Location
- Pohutukawa Avenue, Ōhope Beach, Whakatāne
- Coordinates: 37°58′12″S 177°02′57″E﻿ / ﻿37.9700°S 177.0492°E

Information
- Type: Co-ed state primary
- Ministry of Education Institution no.: 1857
- Principal: Cathryn Naera
- Enrollment: 232 (October 2025)
- Socio-economic decile: 9
- Website: ohopebeach.school.nz

= Ohope Beach Primary School =

Ōhope Beach School is located in Ōhope, 6 kilometres from Whakatāne, on the Northeast Coast of the North Island in New Zealand.

==The school==
Ōhope Beach School contains a field, a hall, swimming pool, five classrooms in a large building, and an office. The school is a state school that caters for Years 1–6 and has approximately 320 students.

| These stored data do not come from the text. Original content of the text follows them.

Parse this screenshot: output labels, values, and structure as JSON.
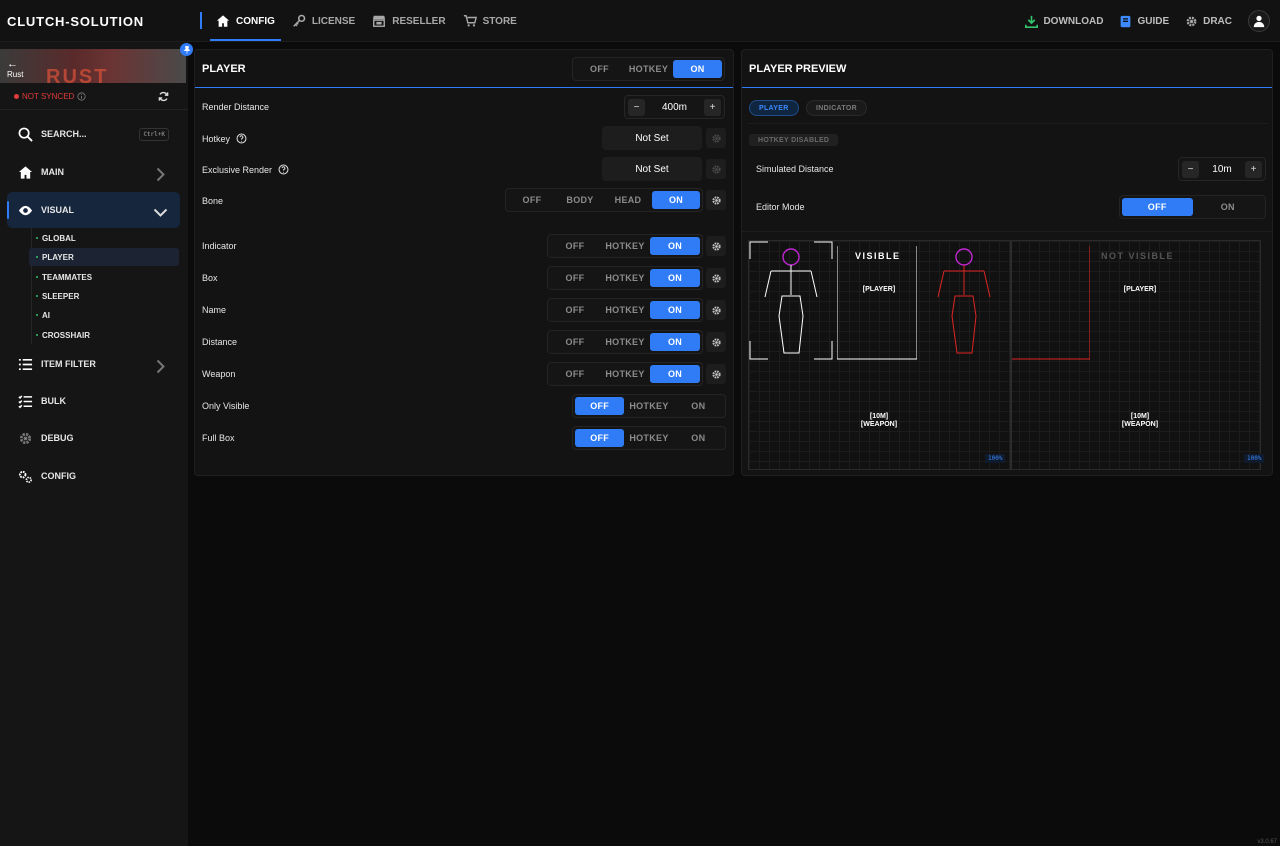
{
  "app": {
    "brand": "CLUTCH-SOLUTION",
    "version": "v3.0.67"
  },
  "nav": [
    {
      "label": "CONFIG",
      "icon": "home-icon"
    },
    {
      "label": "LICENSE",
      "icon": "key-icon"
    },
    {
      "label": "RESELLER",
      "icon": "store-icon"
    },
    {
      "label": "STORE",
      "icon": "cart-icon"
    }
  ],
  "topright": {
    "download": "DOWNLOAD",
    "guide": "GUIDE",
    "user": "DRAC"
  },
  "game": {
    "name": "Rust",
    "logo": "RUST",
    "sync_status": "NOT SYNCED"
  },
  "sidebar": {
    "search": {
      "label": "SEARCH...",
      "shortcut": "Ctrl+K"
    },
    "items": [
      "MAIN",
      "VISUAL",
      "ITEM FILTER",
      "BULK",
      "DEBUG",
      "CONFIG"
    ],
    "visual_sub": [
      "GLOBAL",
      "PLAYER",
      "TEAMMATES",
      "SLEEPER",
      "AI",
      "CROSSHAIR"
    ]
  },
  "player": {
    "title": "PLAYER",
    "mode": {
      "options": [
        "OFF",
        "HOTKEY",
        "ON"
      ],
      "selected": "ON"
    },
    "render_distance": {
      "label": "Render Distance",
      "value": "400m"
    },
    "hotkey": {
      "label": "Hotkey",
      "value": "Not Set"
    },
    "exclusive": {
      "label": "Exclusive Render",
      "value": "Not Set"
    },
    "bone": {
      "label": "Bone",
      "options": [
        "OFF",
        "BODY",
        "HEAD",
        "ON"
      ],
      "selected": "ON"
    },
    "rows": [
      {
        "label": "Indicator",
        "options": [
          "OFF",
          "HOTKEY",
          "ON"
        ],
        "selected": "ON"
      },
      {
        "label": "Box",
        "options": [
          "OFF",
          "HOTKEY",
          "ON"
        ],
        "selected": "ON"
      },
      {
        "label": "Name",
        "options": [
          "OFF",
          "HOTKEY",
          "ON"
        ],
        "selected": "ON"
      },
      {
        "label": "Distance",
        "options": [
          "OFF",
          "HOTKEY",
          "ON"
        ],
        "selected": "ON"
      },
      {
        "label": "Weapon",
        "options": [
          "OFF",
          "HOTKEY",
          "ON"
        ],
        "selected": "ON"
      },
      {
        "label": "Only Visible",
        "options": [
          "OFF",
          "HOTKEY",
          "ON"
        ],
        "selected": "OFF"
      },
      {
        "label": "Full Box",
        "options": [
          "OFF",
          "HOTKEY",
          "ON"
        ],
        "selected": "OFF"
      }
    ]
  },
  "preview": {
    "title": "PLAYER PREVIEW",
    "tabs": [
      "PLAYER",
      "INDICATOR"
    ],
    "hotkey_badge": "HOTKEY DISABLED",
    "sim_distance": {
      "label": "Simulated Distance",
      "value": "10m"
    },
    "editor_mode": {
      "label": "Editor Mode",
      "options": [
        "OFF",
        "ON"
      ],
      "selected": "OFF"
    },
    "visible": {
      "title": "VISIBLE",
      "name": "[PLAYER]",
      "distance": "[10M]",
      "weapon": "[WEAPON]",
      "zoom": "100%",
      "color": "#ffffff",
      "head_color": "#c026d3"
    },
    "not_visible": {
      "title": "NOT VISIBLE",
      "name": "[PLAYER]",
      "distance": "[10M]",
      "weapon": "[WEAPON]",
      "zoom": "100%",
      "color": "#e02424",
      "head_color": "#c026d3"
    }
  },
  "colors": {
    "accent": "#2f7cf6",
    "sync_error": "#e13b3b",
    "download": "#33c36b"
  }
}
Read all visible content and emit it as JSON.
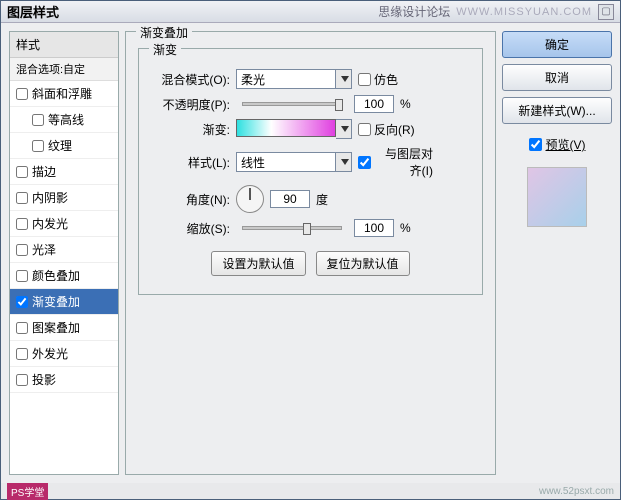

The principal, Cathryn Naera, took over from Tony Horsefall, who had been with the school since 2010.

==New Building==
In 2015, Associate Education Minister Nikki Kaye announced a $13.5m redevelopment for Ōhope Beach School. The redevelopment contains a two-storey block containing 12 teaching spaces, along with an administration block, library, car parking, drop-off areas, and outdoor teaching spaces. The redevelopment project was completed in 2018.